3.1. Descriptive Statistics of the Variables

Table 1 shows the variable definition and the descriptive statistics results. According to Table 1, only 40% of the 8198 farmers used CEE, and LOE accounted for 39% of the total household workforce. In terms of the control variables, the head of the household was around 55 years old and the average length of education was only 7.02 years. Children aged 6 and younger and elderly people aged 65 and older accounted for 17% of the population. The average per capita annual cash income per family in 2016 was 9777.2 Yuan, and the average distance between the village and the nearest township center was 5.9 km. Only 9% of the farmers lived in the suburbs of large cities, with the village terrain being mainly plains and hills.

3.2. Model Results

As shown in Table 2, Model 1 is the result of probit regression without adding any control variables, and Model 2 is that after the addition of control variables based on Model 1. In order to solve the endogenous problem, the IV-Probit model used regression, and Model 3 shows the relationship between the rural LOE and LOE. Model 4 is the regression result of the addition of relevant control variables according to Model 3, Model 5 shows the correlation between LOE and whether farmers use CCE, and Model 6 is the regression result of the relevant control variables added to Model 5, so the final result of the model will be subject to Model 6. According to the overall significance test statistics of the model, all models were significant at the 0.01 level. Meanwhile, there was no serious problem of multicollinearity among the model’s independent variables (the correlation coefficients among the model variables were all less than 0.7), and subsequent regression analysis could be performed. In addition, to exclude the effect of heteroscedasticity on the model results, a cluster robust standard error was used for each model.
As shown in Table 2, regardless of whether endogenous problems were dealt with, there was a positive and significant relationship between LOE and whether farmers used CEE, and the results were extremely stable.

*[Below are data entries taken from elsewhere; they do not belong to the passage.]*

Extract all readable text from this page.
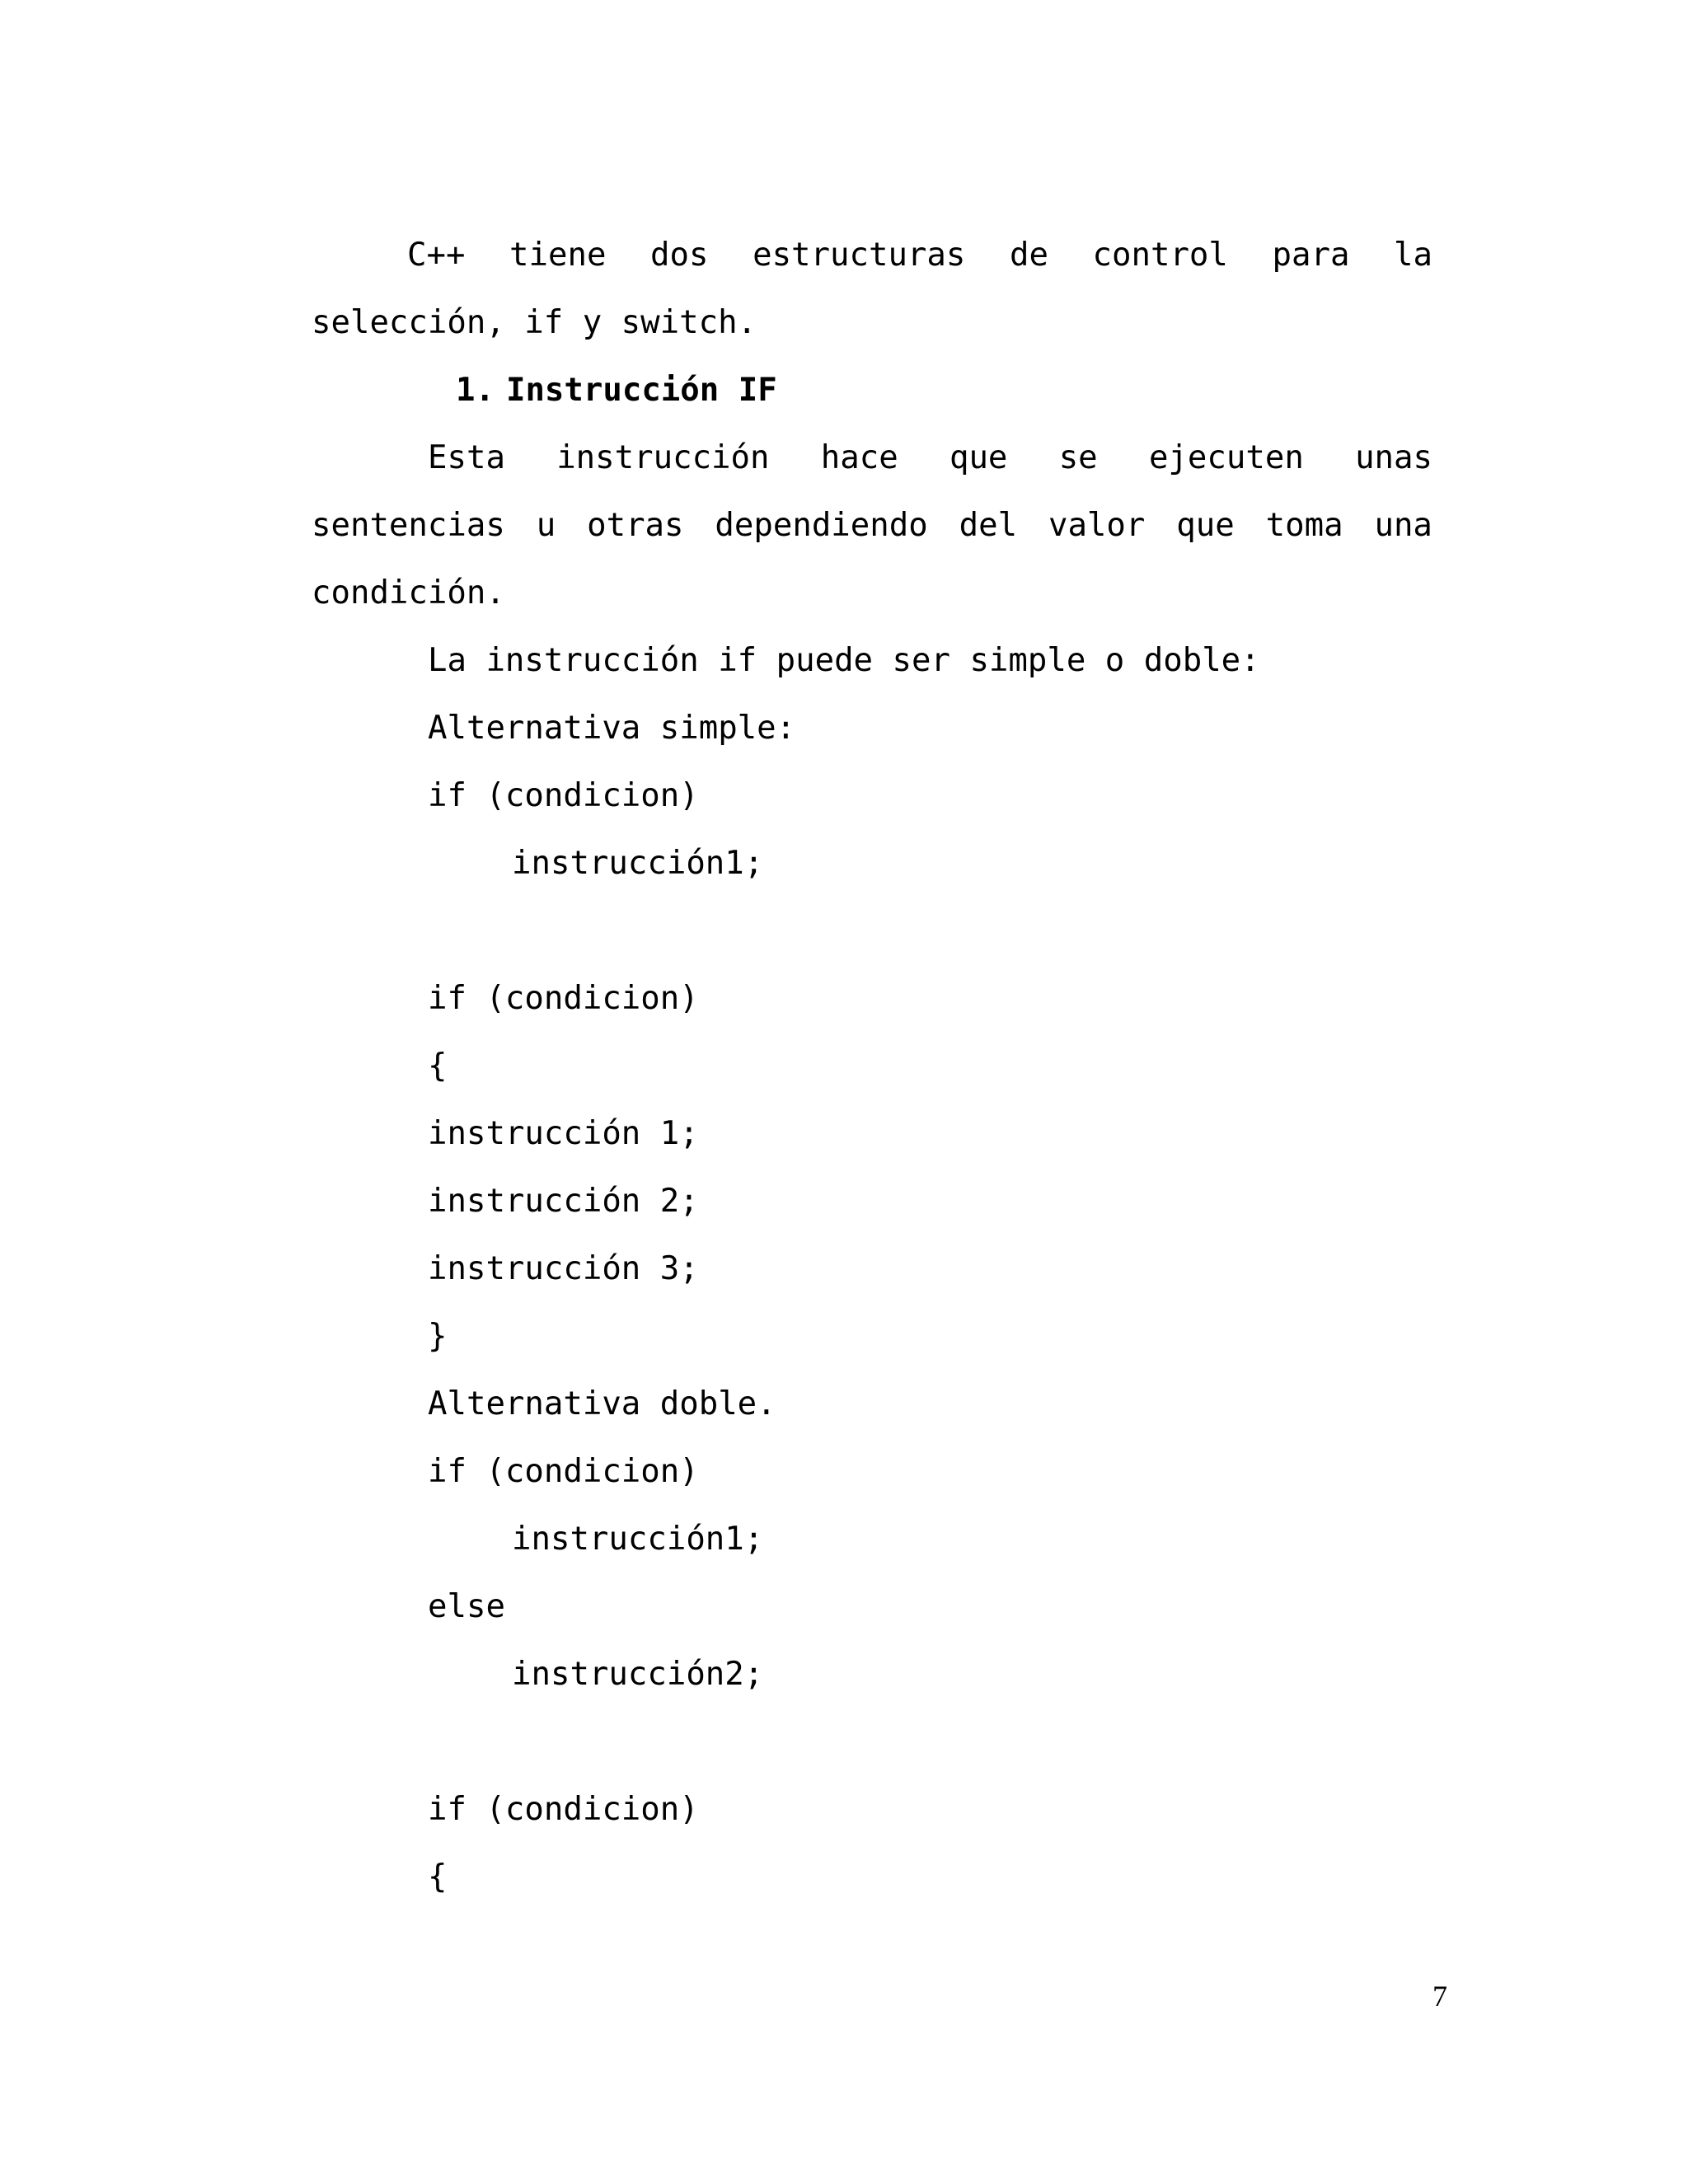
C++ tiene dos estructuras de control para la
selección, if y switch.
1. Instrucción IF
Esta instrucción hace que se ejecuten unas
sentencias u otras dependiendo del valor que toma una
condición.
La instrucción if puede ser simple o doble:
Alternativa simple:
if (condicion)
instrucción1;
if (condicion)
{
instrucción 1;
instrucción 2;
instrucción 3;
}
Alternativa doble.
if (condicion)
instrucción1;
else
instrucción2;
if (condicion)
{
7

In terms of the results of Model 6, for every 1% increase in LOE, the probability of farmers using CCE increased by an average of 1.091%, and hypothesis H1 was verified. This shows that labor transfer is conducive to the transformation of the energy consumption pattern, increased household energy consumption expenditure, and affected the choice of clean energy for household cooking [25]. Additionally, in line with the study of Ma et al. [46], they found that labor off-farm employment can significantly promote the use of clean energy for cooking by farm households. The possible reasons are as follows: On the one hand, with the increase in the amount of LOE, farmers’ income has increased, and their understanding of energy consumption has continued to change, prompting farmers to use CCE. On the other hand, off-farm employment not only brings about changes in farm household income, but also affects the distribution of labor in the household, and thus the household energy consumption of farm households [45,47]. In terms of control variables, the increased age of household ownership significantly reduces the probability of farmers using CCE; families with a female householder are more likely to use CCE than those with a male householder; a higher education level of the household head will significantly increase the probability of CCE use; and the proportion of the elderly and children will significantly increase the probability of farmers to use clean energy. At the same time, the increase in the per capita annual cash income will significantly increase the probability of farmers’ CCE use. Consistent with Sheng et al. [47], household income is a significant variable affecting household clean energy adoption. With the increase in income, households will turn to cleaner cooking fuel. The distance from the town center will significantly reduce the probability of farmers’ CCE use—this is consistent with Fan et al.’s [22] research that, due to geographical barriers, the use of clean energy for cooking by peasant households is limited; in addition, living in the suburbs of big cities will significantly increase the probability of CCE, and villages with plains or hills will have a higher probability of CCE use than in mountainous villages.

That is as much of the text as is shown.